1:19 p.m. — Marco Rubio, Charlie Crist and Kendrick Meek are just getting underway taping a debate in Miami, to be broadcast later tonight. The debate is hosted by Univision, and thus all of the questions will be asked in Spanish. Answers, though, will be delivered in English. Rubio, even, who is fluent in Spanish, must answer in English — presumably to level the playing field with his monolingual competitors.
1:25 p.m. – Crist, on being behind by double digits: “Polls really don’t mean that much to me.”
1:42 p.m. — The immigration question comes up — whether candidates would support amnesty. Rubio doesn’t directly answer, and is interrupted and pushed by the moderator. Until we secure our borders, Rubio says, we can’t begin fixing the immigration system.
“I think the right path is to enforce the border,” Crist says. “I also believe that we need to have a pathway to citizenship … even President Bush agreed this was the right way to go.”
1:48 p.m. — Rubio hammers Crist on his rhetoric of post-partisan independence: “Everybody sees what you’re doing. Everybody gets it,” Rubio says. “Four months ago you were running against me as a Republican.”
Meek gets in on the action: “Mr. Crist is someone who is willing to say, ‘hey, I’m for everything,’ on any day.”
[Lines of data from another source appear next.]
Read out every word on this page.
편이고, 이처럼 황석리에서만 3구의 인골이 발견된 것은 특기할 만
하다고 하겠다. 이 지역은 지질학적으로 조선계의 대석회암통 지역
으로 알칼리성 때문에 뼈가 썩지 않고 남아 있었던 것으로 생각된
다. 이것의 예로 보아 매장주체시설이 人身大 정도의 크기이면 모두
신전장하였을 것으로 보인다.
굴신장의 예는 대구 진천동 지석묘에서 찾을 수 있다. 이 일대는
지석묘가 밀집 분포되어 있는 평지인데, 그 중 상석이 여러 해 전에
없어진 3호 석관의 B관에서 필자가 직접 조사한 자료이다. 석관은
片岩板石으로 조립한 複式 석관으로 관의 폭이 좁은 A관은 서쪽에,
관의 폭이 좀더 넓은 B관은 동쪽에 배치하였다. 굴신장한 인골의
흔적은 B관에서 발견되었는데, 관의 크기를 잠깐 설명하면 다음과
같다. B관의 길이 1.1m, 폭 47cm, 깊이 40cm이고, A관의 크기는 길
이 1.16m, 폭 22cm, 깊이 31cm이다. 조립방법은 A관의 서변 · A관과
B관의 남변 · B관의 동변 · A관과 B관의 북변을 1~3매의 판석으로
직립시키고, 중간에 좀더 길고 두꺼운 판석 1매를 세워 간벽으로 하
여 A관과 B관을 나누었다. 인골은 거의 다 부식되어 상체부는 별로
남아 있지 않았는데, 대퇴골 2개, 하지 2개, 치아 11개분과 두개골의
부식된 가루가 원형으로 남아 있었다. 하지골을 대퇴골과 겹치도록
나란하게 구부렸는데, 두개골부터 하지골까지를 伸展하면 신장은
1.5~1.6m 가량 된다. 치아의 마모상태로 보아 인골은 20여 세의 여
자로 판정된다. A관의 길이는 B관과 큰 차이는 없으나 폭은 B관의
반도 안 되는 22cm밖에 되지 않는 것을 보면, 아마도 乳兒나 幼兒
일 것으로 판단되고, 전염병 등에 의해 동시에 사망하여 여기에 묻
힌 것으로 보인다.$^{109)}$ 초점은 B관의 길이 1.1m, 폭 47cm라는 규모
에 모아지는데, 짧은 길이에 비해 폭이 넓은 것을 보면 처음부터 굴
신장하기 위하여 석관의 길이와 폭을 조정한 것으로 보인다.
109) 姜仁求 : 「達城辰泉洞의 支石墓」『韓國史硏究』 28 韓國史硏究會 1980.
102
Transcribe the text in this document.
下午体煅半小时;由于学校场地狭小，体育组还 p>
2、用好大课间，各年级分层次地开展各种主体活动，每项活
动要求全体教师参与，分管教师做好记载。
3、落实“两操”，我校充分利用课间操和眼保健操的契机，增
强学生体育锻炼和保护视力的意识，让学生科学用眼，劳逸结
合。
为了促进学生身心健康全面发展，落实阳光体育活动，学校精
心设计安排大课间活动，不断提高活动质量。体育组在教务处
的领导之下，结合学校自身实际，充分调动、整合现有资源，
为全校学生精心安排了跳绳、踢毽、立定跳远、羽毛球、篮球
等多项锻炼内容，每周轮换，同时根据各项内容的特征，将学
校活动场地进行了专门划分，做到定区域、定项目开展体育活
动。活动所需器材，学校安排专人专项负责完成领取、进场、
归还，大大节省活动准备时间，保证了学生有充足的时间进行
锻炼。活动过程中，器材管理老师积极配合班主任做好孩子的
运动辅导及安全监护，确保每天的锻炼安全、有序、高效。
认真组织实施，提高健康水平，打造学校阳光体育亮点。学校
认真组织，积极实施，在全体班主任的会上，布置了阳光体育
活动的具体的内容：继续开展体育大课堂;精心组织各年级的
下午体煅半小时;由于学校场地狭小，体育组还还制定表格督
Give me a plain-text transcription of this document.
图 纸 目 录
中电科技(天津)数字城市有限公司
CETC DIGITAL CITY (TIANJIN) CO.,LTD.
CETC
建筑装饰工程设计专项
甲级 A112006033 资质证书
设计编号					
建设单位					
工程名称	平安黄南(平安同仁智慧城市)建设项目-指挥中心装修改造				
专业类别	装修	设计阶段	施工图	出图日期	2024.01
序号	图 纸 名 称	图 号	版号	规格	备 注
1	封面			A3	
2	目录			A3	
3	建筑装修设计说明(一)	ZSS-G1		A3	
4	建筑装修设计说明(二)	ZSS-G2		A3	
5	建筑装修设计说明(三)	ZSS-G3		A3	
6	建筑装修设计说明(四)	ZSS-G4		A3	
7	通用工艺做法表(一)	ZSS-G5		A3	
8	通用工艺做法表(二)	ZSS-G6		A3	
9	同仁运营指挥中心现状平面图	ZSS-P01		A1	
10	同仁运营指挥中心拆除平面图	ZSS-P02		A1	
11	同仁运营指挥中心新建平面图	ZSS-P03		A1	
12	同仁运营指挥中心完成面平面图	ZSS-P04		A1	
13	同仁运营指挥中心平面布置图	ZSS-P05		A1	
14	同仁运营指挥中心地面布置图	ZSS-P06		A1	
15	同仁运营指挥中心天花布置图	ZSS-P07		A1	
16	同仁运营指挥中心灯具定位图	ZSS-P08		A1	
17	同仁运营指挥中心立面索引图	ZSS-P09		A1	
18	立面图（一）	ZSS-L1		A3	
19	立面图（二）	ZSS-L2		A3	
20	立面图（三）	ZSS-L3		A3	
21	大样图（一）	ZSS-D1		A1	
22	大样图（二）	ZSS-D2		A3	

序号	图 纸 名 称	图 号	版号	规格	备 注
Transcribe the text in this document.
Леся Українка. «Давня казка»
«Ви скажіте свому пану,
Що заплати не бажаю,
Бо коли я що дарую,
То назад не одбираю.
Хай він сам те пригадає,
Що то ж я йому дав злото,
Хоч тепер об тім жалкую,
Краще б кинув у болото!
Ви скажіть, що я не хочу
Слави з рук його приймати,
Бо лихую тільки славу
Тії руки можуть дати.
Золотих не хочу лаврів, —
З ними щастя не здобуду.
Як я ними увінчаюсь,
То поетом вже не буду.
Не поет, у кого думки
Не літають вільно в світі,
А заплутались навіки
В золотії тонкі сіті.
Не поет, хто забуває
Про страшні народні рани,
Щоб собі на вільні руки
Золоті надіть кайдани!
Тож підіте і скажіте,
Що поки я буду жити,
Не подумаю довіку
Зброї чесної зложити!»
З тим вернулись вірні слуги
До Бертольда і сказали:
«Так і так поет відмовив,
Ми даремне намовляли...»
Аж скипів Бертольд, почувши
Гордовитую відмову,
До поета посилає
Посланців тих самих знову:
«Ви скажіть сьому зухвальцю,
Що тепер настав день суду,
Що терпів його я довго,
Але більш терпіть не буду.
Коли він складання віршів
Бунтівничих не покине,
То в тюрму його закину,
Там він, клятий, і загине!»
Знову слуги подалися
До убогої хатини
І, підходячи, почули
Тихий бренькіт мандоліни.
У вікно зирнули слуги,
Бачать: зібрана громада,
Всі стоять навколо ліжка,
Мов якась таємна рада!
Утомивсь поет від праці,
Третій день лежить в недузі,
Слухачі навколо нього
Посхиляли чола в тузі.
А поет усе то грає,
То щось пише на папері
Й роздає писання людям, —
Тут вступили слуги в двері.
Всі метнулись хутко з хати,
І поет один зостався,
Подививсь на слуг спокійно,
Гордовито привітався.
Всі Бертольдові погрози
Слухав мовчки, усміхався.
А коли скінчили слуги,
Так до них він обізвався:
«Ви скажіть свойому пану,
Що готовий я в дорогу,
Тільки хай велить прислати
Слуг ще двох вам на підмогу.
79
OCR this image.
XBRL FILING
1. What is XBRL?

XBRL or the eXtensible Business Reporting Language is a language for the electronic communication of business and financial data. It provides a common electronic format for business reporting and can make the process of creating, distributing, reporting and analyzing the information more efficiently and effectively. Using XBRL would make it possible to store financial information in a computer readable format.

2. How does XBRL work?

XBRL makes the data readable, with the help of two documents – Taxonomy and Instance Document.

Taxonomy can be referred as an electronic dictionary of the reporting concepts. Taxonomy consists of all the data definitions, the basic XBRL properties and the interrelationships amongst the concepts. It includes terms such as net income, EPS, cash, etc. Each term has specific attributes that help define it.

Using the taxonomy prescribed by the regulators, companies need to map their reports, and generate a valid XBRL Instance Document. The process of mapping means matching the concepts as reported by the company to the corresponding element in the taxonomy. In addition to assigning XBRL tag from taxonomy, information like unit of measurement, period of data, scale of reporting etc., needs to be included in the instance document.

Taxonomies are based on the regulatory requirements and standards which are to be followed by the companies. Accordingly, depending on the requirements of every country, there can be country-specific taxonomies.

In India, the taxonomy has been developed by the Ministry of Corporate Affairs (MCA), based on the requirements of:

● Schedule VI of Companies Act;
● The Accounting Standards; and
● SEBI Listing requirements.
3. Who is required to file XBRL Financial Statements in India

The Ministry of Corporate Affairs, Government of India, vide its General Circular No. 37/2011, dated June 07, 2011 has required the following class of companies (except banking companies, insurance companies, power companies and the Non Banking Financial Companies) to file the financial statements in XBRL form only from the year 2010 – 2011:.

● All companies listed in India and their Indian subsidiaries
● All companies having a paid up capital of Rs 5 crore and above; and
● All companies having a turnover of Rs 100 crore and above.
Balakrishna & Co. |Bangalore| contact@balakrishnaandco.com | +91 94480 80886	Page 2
1:55 p.m. — Asked about the DREAM act, Rubio dodges, but does so artfully. He states that he identifies with the stories of those who would be covered under the act, but then hits Harry Reid for using Hispanic voters as pawns in a political game: “It’s a cynical way to play politics with the lives of real people. They bring this up, in this manner, at the last second, on the eve of this election, because he wants to win an election in Nevada.”
1:58 p.m. — Crist finds his line on health care reform, saying he would have voted against it because it was “too big, too expensive.”
2:06 p.m. — All three candidates agree on keeping the Cuban embargo, but Rubio, with Cuban heritage, has the best pitch: “Cuba is not a friend, their government is not a friend,” Rubio said. “You want changes between the United States and Cuba? The ball is in Cuba’s court.”
2:10 p.m. — The question of whether English should be the official language provides some interesting answers. Meek calls the U.S. the “Brussels of the Western Hemisphere.” Crist says, in Spanish, “I studied a couple of years of Spanish in school,” and then laughs as his Spanish is translated into English in his earpiece. Rubio is the only supporter of the proposal: “That doesn’t mean English only,” he says. “People should learn as many languages as they can … But the most important thing that recent arrivals can do for their children is make them proficient in the English language.”
2:15 p.m. — Debate closes. Crist says voters will be stuck with the same old partisanship if they elect his opponents — for six more years. Then he counts them out: “year, after year, after year, after year, after year, after year.”